The Distillery Metaphor
There’s a pattern forming in how the council learns. It’s not training in the machine learning sense. It’s distillation. Raw knowledge, hundreds of pages of strategy, gets reduced to its essential principles, organized by function, and made queryable by context. The agents don’t memorize the books. They inherit the frameworks.

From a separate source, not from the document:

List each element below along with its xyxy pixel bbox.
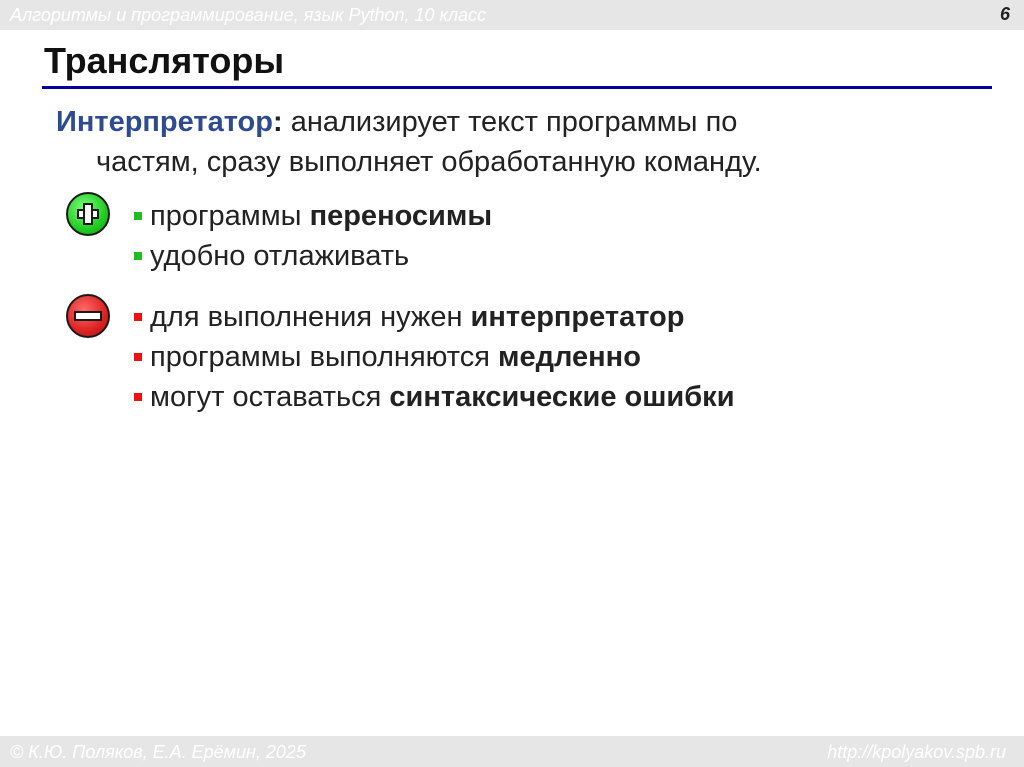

This is what compounding knowledge looks like in practice. Each skill we install doesn’t just add capability, it multiplies the effectiveness of every other skill that intersects with it. The Acquisition Growth Engine doesn’t exist in isolation. It connects to the PRISM review protocol (which can now stress test growth strategies against financial and ethical lenses), to the Idea Garden (which can now generate ideas informed by proven offer architecture), and to the Ralph Loop (which can now evaluate whether a shipped product has a viable go to market path).
Saturday Evening
Greta’s Mizuno series wrapped today. The house has that particular post tournament quiet, the kind where gear bags sit by the door and everyone moves a little slower. Spring break weekend rolls forward.
The devotion went out at four this morning, as it does every morning. Thirty one crons ticked on schedule. The system held steady through a day that was more about depth than breadth, more about embedding knowledge than shipping features.
Not every day needs to be a four ship sprint. Some days, the highest leverage thing you can do is make sure the people doing the work, human and digital, have the right playbook in their hands. Today was that day.
Tomorrow the system wakes up smarter than it was yesterday. That’s the whole point.